L’idée ici est de faire produire par des organismes, des médicaments ou des substances d’origine humaine, importants pour le traitement de certaines maladies. Nous pouvons citer plusieurs exemples :
L’insuline humaine est produite par la société Eli Lilly dans des bactéries transgéniques portant le gène de l’Insuline humaine et produisant cette substance en abondance. Son impact dans le traitement du diabète n’a pas besoin d’être souligné. > Lilly France
L’hormone de croissance humaine nécessaire pour le traitement de certains nanismes, a été longtemps extraite de cadavres, avec tous les dangers représentés par les contaminations possibles de virus (sida, hépatite B) et de prions (Creutzfeld-Jacob). Aujourd’hui, cette hormone est produite par génie génétique dans un organisme approprié et les dangers de contamination sont éliminés. > Protropin
Lorsque les produits issus de ces gènes ne peuvent pas être fabriqués par les bactéries, ce qui est toujours la solution préférée (car la moins coûteuse), on sait construire des animaux transgéniques qui produisent les protéines d’intérêt dans leur lait. Selon les quantités, on s’adressera à la souris, à la brebis ou même à la vache. Ainsi, Ppl Therapeutics produit de l’Alpha-antitrypsine humaine (un inhibiteur de protéases) pour soulager les poumons des malades atteints de la mucoviscidose. Le produit est en phase clinique II et sera, si tout va bien, mis sur le marché.

- " Humaniser" un animal.
Un organe, qu’il soit humain ou animal, ne peut pas être transplanté dans n’importe quel donneur pour des raisons de compatibilité tissulaire. Le système immunitaire du receveur s’en débarrassera : c’est le fameux rejet des greffes. Nous n’avons pas assez de donneurs d’organes pour toute une série de raisons pratiques et philosophiques, ce qui entraîne la mort d’un certain nombre de malades tous les ans. Une idée remarquable a été de prendre le problème à l’envers et de construire des porcs (c’est le mammifère le plus proche de nous en ce qui concerne la taille des organes) contenant des transgènes codant les fameuses étiquettes de compatibilité tissulaire. Ces porcs, dont les organes ne seront pas rejetés par l’hôte, pourront constituer des donneurs parfaits.
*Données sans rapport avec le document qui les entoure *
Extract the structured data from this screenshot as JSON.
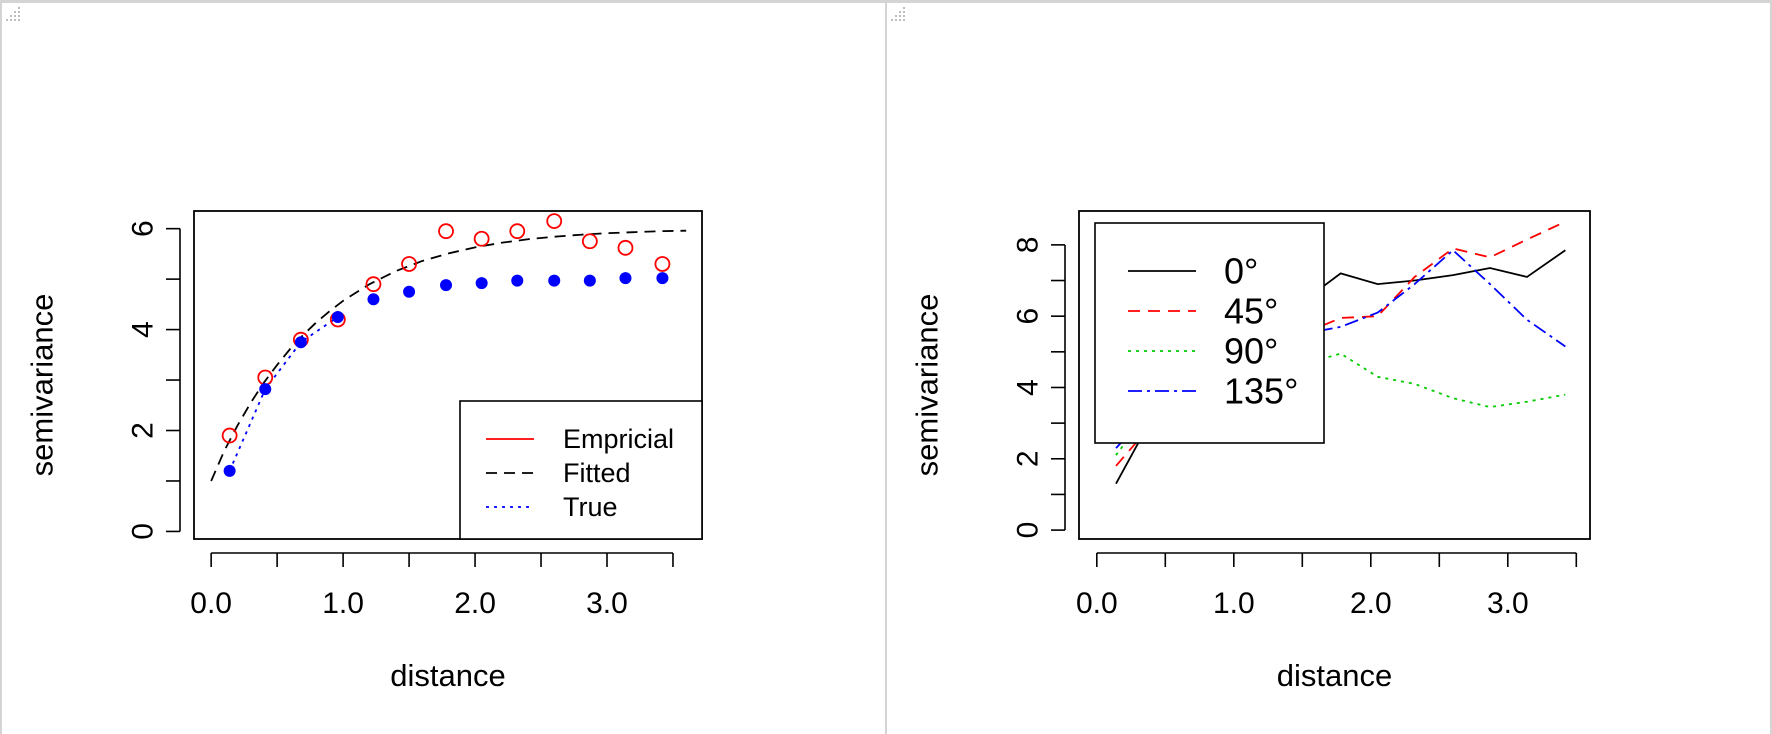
{
  "chart_data": [
    {
      "type": "scatter",
      "xlabel": "distance",
      "ylabel": "semivariance",
      "xlim": [
        -0.13,
        3.72
      ],
      "ylim": [
        -0.15,
        6.35
      ],
      "x_ticks": [
        0.0,
        0.5,
        1.0,
        1.5,
        2.0,
        2.5,
        3.0,
        3.5
      ],
      "x_tick_labels": [
        "0.0",
        "1.0",
        "2.0",
        "3.0"
      ],
      "x_tick_label_values": [
        0.0,
        1.0,
        2.0,
        3.0
      ],
      "y_ticks": [
        0,
        1,
        2,
        3,
        4,
        5,
        6
      ],
      "y_tick_labels": [
        "0",
        "2",
        "4",
        "6"
      ],
      "y_tick_label_values": [
        0,
        2,
        4,
        6
      ],
      "legend_position": "bottom-right",
      "series": [
        {
          "name": "Empricial",
          "style": "points-open-circle",
          "color": "#ff0000",
          "x": [
            0.14,
            0.41,
            0.68,
            0.96,
            1.23,
            1.5,
            1.78,
            2.05,
            2.32,
            2.6,
            2.87,
            3.14,
            3.42
          ],
          "y": [
            1.9,
            3.05,
            3.8,
            4.2,
            4.9,
            5.3,
            5.95,
            5.8,
            5.95,
            6.15,
            5.75,
            5.62,
            5.3
          ]
        },
        {
          "name": "Fitted",
          "style": "dashed-line",
          "color": "#000000",
          "x": [
            0.0,
            0.1,
            0.2,
            0.3,
            0.4,
            0.5,
            0.6,
            0.7,
            0.8,
            0.9,
            1.0,
            1.2,
            1.4,
            1.6,
            1.8,
            2.0,
            2.2,
            2.4,
            2.6,
            2.8,
            3.0,
            3.2,
            3.4,
            3.6
          ],
          "y": [
            1.0,
            1.6,
            2.1,
            2.55,
            2.95,
            3.3,
            3.62,
            3.9,
            4.15,
            4.37,
            4.57,
            4.9,
            5.16,
            5.36,
            5.51,
            5.63,
            5.72,
            5.79,
            5.84,
            5.88,
            5.91,
            5.93,
            5.95,
            5.96
          ]
        },
        {
          "name": "True",
          "style": "points-filled-and-dotted-line",
          "color": "#0000ff",
          "x": [
            0.14,
            0.41,
            0.68,
            0.96,
            1.23,
            1.5,
            1.78,
            2.05,
            2.32,
            2.6,
            2.87,
            3.14,
            3.42
          ],
          "y": [
            1.2,
            2.82,
            3.75,
            4.25,
            4.6,
            4.75,
            4.88,
            4.92,
            4.97,
            4.97,
            4.97,
            5.02,
            5.02
          ]
        }
      ]
    },
    {
      "type": "line",
      "xlabel": "distance",
      "ylabel": "semivariance",
      "xlim": [
        -0.13,
        3.6
      ],
      "ylim": [
        -0.25,
        8.95
      ],
      "x_ticks": [
        0.0,
        0.5,
        1.0,
        1.5,
        2.0,
        2.5,
        3.0,
        3.5
      ],
      "x_tick_labels": [
        "0.0",
        "1.0",
        "2.0",
        "3.0"
      ],
      "x_tick_label_values": [
        0.0,
        1.0,
        2.0,
        3.0
      ],
      "y_ticks": [
        0,
        1,
        2,
        3,
        4,
        5,
        6,
        7,
        8
      ],
      "y_tick_labels": [
        "0",
        "2",
        "4",
        "6",
        "8"
      ],
      "y_tick_label_values": [
        0,
        2,
        4,
        6,
        8
      ],
      "legend_position": "top-left",
      "series": [
        {
          "name": "0°",
          "style": "solid",
          "color": "#000000",
          "x": [
            0.14,
            0.41,
            0.68,
            0.96,
            1.23,
            1.5,
            1.78,
            2.05,
            2.32,
            2.6,
            2.87,
            3.14,
            3.42
          ],
          "y": [
            1.3,
            3.2,
            4.6,
            5.4,
            6.0,
            6.4,
            7.2,
            6.9,
            7.0,
            7.15,
            7.35,
            7.1,
            7.85
          ]
        },
        {
          "name": "45°",
          "style": "dashed",
          "color": "#ff0000",
          "x": [
            0.14,
            0.41,
            0.68,
            0.96,
            1.23,
            1.5,
            1.78,
            2.05,
            2.32,
            2.6,
            2.87,
            3.14,
            3.42
          ],
          "y": [
            1.8,
            3.0,
            4.3,
            4.9,
            5.3,
            5.5,
            5.95,
            6.0,
            7.1,
            7.9,
            7.65,
            8.15,
            8.65
          ]
        },
        {
          "name": "90°",
          "style": "dotted",
          "color": "#00cc00",
          "x": [
            0.14,
            0.41,
            0.68,
            0.96,
            1.23,
            1.5,
            1.78,
            2.05,
            2.32,
            2.6,
            2.87,
            3.14,
            3.42
          ],
          "y": [
            2.1,
            3.5,
            4.2,
            4.5,
            4.6,
            4.65,
            4.95,
            4.3,
            4.1,
            3.7,
            3.45,
            3.6,
            3.8
          ]
        },
        {
          "name": "135°",
          "style": "dashdot",
          "color": "#0000ff",
          "x": [
            0.14,
            0.41,
            0.68,
            0.96,
            1.23,
            1.5,
            1.78,
            2.05,
            2.32,
            2.6,
            2.87,
            3.14,
            3.42
          ],
          "y": [
            2.3,
            3.4,
            4.5,
            5.0,
            5.3,
            5.5,
            5.7,
            6.1,
            6.9,
            7.85,
            6.9,
            5.9,
            5.15
          ]
        }
      ]
    }
  ]
}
- Produire un animal montrant, grâce au transgène une pathologie équivalente à une maladie humaine.
C’est l’utilisation des modèles animaux de pathologie humaine. Ainsi, on a récemment pu produire des mouches drosophiles atteintes de la maladie d’Alzheimer dans le dessein de mieux comprendre la genèse de la maladie mais aussi de pouvoir tester de faĉon simple, un certain nombre de médicaments potentiels.

Addendum
Dans tous les cas, ces animaux transgéniques sont incroyablement précieux à cause des sommes de travail et d’argent qu’ils ont coûtés et il n’y a aucun risque de les voir quitter les laboratoires où ils ont été créés.